Aeri mengerutkan kening. “Ini belum terlalu jauh. Suamiku bisa menemukan kita.”

“Nyonya saja yang pergi. Takdir saya di sini.”

“Mana bisa begitu? Ayo, berdirilah.” Aeri memaksa. Namun, gadis itu menggeleng.

“Tubuh saya lemah. Percuma. Saya hanya akan menghambat Nyonya.”

“Sebenarnya kamu siapa? Apa yang kamu lakukan di rumah saya? Dan kenapa suami saya melakukan ini?”

Gadis itu tersenyum tipis. “Nyonya tidak perlu tahu. Yang jelas—”

“Aeri Sayang! Kami di mana?”

Seketika gadis itu bungkam, begitu pula dengan Aeri.
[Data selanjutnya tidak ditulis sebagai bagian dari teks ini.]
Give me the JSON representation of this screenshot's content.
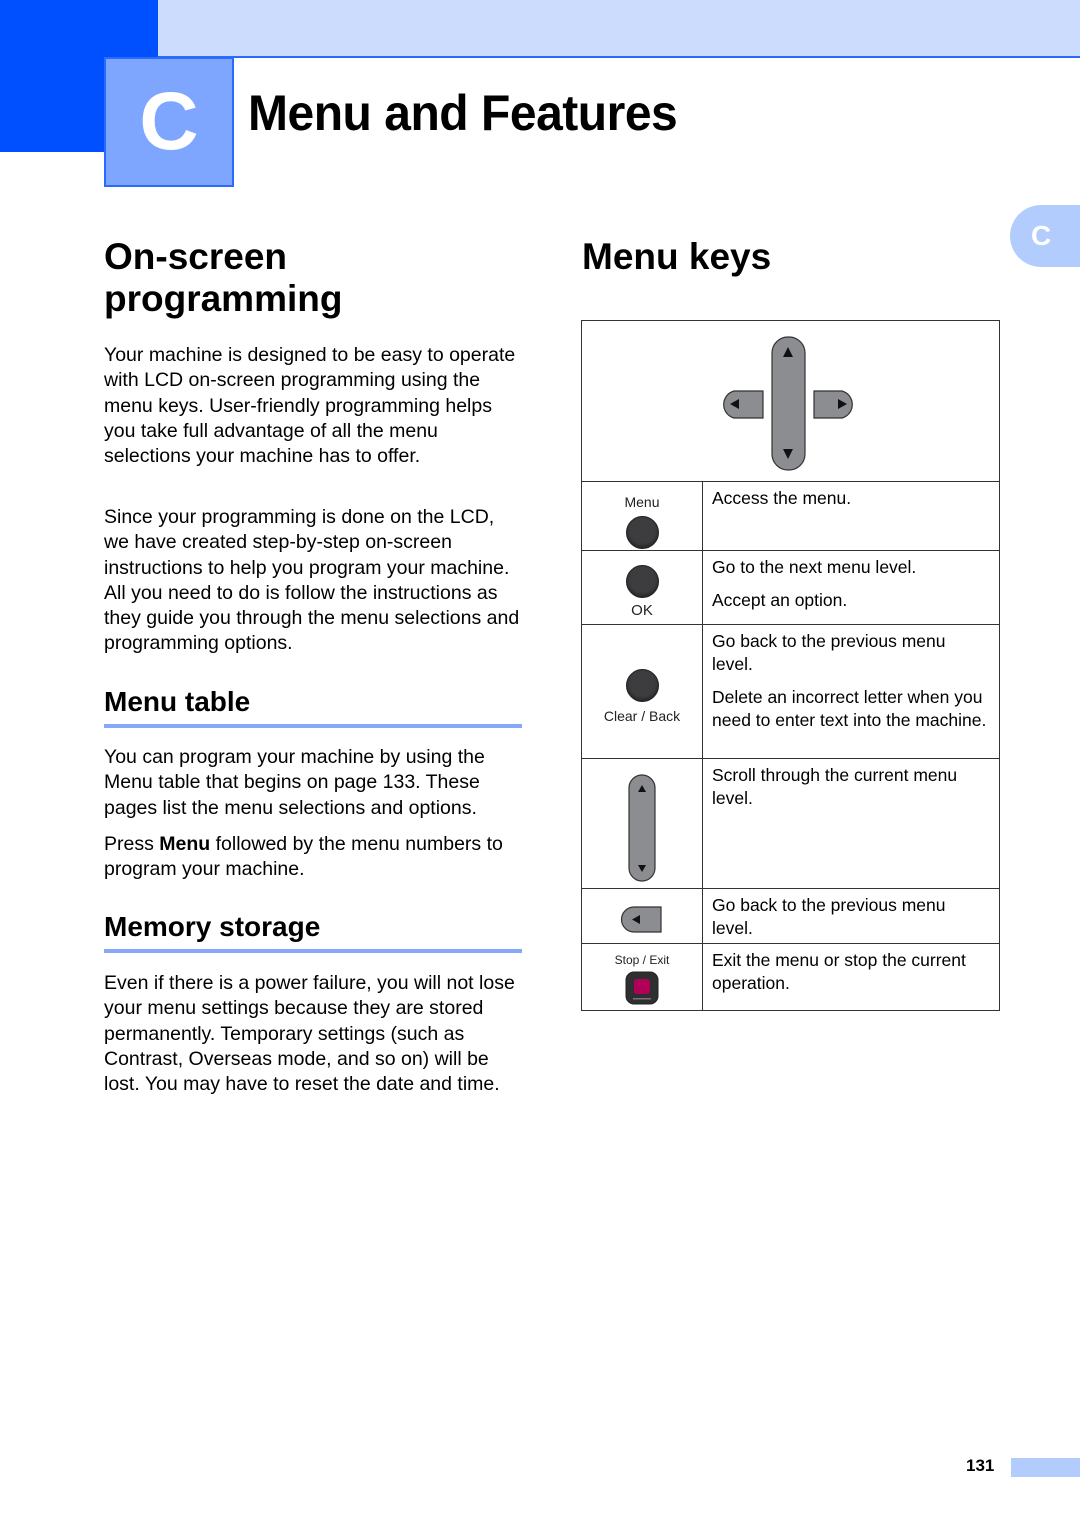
{
  "chapter": {
    "letter": "C",
    "title": "Menu and Features",
    "side_tab": "C",
    "colors": {
      "dark_blue": "#0050ff",
      "light_blue": "#ccdcfd",
      "box_blue": "#7ea6ff",
      "rule_blue": "#86a8fb",
      "stop_key": "#b00058"
    }
  },
  "left": {
    "section_title": "On-screen programming",
    "section_title_line1": "On-screen",
    "section_title_line2": "programming",
    "paragraphs": [
      "Your machine is designed to be easy to operate with LCD on-screen programming using the menu keys. User-friendly programming helps you take full advantage of all the menu selections your machine has to offer.",
      "Since your programming is done on the LCD, we have created step-by-step on-screen instructions to help you program your machine. All you need to do is follow the instructions as they guide you through the menu selections and programming options."
    ],
    "menu_table": {
      "title": "Menu table",
      "p1": "You can program your machine by using the Menu table that begins on page 133. These pages list the menu selections and options.",
      "p2_prefix": "Press ",
      "p2_bold": "Menu",
      "p2_suffix": " followed by the menu numbers to program your machine."
    },
    "memory_storage": {
      "title": "Memory storage",
      "p1": "Even if there is a power failure, you will not lose your menu settings because they are stored permanently. Temporary settings (such as Contrast, Overseas mode, and so on) will be lost. You may have to reset the date and time."
    }
  },
  "right": {
    "section_title": "Menu keys",
    "rows": [
      {
        "key_label": "Menu",
        "icon": "round-key-icon",
        "descriptions": [
          "Access the menu."
        ]
      },
      {
        "key_label": "OK",
        "icon": "round-key-icon",
        "descriptions": [
          "Go to the next menu level.",
          "Accept an option."
        ]
      },
      {
        "key_label": "Clear / Back",
        "icon": "round-key-icon",
        "descriptions": [
          "Go back to the previous menu level.",
          "Delete an incorrect letter when you need to enter text into the machine."
        ]
      },
      {
        "key_label": "",
        "icon": "up-down-key-icon",
        "descriptions": [
          "Scroll through the current menu level."
        ]
      },
      {
        "key_label": "",
        "icon": "left-arrow-key-icon",
        "descriptions": [
          "Go back to the previous menu level."
        ]
      },
      {
        "key_label": "Stop / Exit",
        "icon": "stop-key-icon",
        "descriptions": [
          "Exit the menu or stop the current operation."
        ]
      }
    ]
  },
  "footer": {
    "page_number": "131"
  }
}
Mereka lekas menunduk, bersembunyi di balik tong sampah yang cukup besar. Gadis yang kesusahan menahan sakit itu lekas menyerahkan selembar kertas pada Aeri dan menyuruhnya berlari.

“Cepat, Nyonya!”

“Tapi—”

“Saya mohon, pergilah.”

Tubuh Aeri menegang saat suara langkah kaki terdengar mendekat. Terpaksa egois, ia enyah dari persembunyian itu ke arah yang berlawanan dengan Seungkwan. Ia terus berlari dan berlari hingga tak tahu lagi apa yang terjadi. Satu-satunya yang ia tahu adalah lagi-lagi ia mendengar jeritan gadis itu.

Aeri luruh. Hatinya teriris. Seharusnya ia tidak meninggalkan gadis itu sendiri. Namun, apa boleh buat? Ia takut setengah mati. Ia kemudian menepi dan berteduh di sebuah gubuk di pinggir hutan. Secarik kertas yang diberikan padanya itu lekas ia buka. Lekat, Aeri membacanya dalam hati sambil menggigit bibir.

“Terima kasih atas kerja samanya, Nyonya Aeri.”